A typical scene would not do this moment justice. The only way Adjani could play this abstract, heightened state of mind is through this kind of intense physicality. She is oftentimes tearing at her hands and face, as if struck with delusional parasitosis, desperately trying to exorcise something from within herself. These gestures verge on being Butoh-esque, an extreme style of physical theatre that originated in Japan, notable for expressionist movements counter to traditional forms of performance. Like Adjani’s gestures in this moment, butoh can be erratic and evoke a deep sense of unease.
In the following scene, Anna confides in Mark that she feels split by a concept she refers to as Sister Faith and Sister Chance. To her, she miscarried Sister Faith, and with it her hope in there being some divine force of good in the world. So she’s left only with Sister Chance, as well as the realization that her life is ultimately random and meaningless.

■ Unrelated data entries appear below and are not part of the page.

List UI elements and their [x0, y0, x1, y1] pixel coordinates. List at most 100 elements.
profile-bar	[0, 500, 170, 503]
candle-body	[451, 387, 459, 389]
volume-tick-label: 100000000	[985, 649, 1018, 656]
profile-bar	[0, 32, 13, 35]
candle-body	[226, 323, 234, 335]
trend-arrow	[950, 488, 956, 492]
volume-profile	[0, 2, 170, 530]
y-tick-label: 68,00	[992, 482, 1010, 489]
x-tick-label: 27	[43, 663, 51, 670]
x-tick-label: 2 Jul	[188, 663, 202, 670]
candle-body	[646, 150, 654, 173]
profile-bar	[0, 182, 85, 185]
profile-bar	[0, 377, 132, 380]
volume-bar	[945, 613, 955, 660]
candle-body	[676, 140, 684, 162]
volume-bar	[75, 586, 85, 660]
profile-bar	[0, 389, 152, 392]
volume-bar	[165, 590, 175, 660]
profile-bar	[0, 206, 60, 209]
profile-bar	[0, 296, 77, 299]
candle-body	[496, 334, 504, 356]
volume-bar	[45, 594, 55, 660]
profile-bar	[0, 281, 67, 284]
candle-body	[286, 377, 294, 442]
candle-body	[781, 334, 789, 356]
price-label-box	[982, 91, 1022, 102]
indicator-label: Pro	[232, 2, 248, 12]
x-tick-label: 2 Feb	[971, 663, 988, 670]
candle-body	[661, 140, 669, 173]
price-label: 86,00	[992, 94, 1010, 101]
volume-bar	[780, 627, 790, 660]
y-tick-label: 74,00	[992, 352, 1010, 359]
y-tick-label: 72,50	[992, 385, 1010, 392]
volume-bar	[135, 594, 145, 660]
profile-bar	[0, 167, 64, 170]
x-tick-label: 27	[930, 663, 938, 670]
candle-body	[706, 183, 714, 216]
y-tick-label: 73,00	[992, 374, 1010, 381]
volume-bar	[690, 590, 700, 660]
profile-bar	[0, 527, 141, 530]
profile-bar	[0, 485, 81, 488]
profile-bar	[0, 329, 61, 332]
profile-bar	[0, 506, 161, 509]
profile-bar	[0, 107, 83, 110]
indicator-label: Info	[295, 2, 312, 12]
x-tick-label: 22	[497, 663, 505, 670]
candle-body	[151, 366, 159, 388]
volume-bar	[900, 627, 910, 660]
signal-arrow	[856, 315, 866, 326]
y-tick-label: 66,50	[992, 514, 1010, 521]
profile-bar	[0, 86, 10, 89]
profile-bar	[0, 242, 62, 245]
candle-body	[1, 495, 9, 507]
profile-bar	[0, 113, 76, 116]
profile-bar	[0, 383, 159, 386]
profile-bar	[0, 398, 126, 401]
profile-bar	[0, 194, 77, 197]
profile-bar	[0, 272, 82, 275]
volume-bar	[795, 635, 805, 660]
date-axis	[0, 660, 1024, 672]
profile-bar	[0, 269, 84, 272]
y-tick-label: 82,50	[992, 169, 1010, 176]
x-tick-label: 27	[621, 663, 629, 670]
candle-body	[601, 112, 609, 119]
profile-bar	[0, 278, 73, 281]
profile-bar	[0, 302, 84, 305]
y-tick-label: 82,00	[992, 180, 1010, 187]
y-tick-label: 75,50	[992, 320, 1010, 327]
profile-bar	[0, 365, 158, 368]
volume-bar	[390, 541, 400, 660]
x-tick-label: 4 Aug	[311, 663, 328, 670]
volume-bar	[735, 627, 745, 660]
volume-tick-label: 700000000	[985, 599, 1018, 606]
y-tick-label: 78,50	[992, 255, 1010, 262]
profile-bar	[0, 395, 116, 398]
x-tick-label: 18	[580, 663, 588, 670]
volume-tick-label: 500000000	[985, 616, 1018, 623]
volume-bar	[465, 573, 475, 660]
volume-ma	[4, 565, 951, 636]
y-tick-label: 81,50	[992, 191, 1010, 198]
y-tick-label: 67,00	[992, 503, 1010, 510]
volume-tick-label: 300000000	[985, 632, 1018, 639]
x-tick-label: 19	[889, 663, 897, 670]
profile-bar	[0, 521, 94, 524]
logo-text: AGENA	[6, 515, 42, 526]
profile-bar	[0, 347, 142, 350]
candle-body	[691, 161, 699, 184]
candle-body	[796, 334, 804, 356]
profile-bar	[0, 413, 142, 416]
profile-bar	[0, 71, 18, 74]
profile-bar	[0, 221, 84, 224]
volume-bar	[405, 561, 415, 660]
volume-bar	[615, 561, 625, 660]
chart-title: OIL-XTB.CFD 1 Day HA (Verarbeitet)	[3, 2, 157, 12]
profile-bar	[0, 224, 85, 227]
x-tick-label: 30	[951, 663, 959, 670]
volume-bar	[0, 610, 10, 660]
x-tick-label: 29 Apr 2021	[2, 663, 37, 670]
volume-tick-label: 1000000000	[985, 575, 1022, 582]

This tortuous miscarriage ballet isn’t rooted in the trauma of losing a child, but rather the representation of her loss of the will to live. The performance works because Adjani has given herself emotional stakes so high that they can only be reached through an extreme method of acting.
Sure, her actions are big, her expressions bold, but nothing about Adjani’s performance in Possession is bad. It’s just completely unconventional. Not many actors will take such a radical approach to express complex emotions, and even fewer can do it without making their actions feel forced or untrue, which is one of the reasons why Adjani took home the Best Actress award at the 1981 Cannes Film Festival. Her performance as Anna is the perfect example of how much of an art form acting can really be. This is a vulnerable piece of performance art, rife with metaphor, and apt to be studied and analyzed by acting students and film scholars for years to come.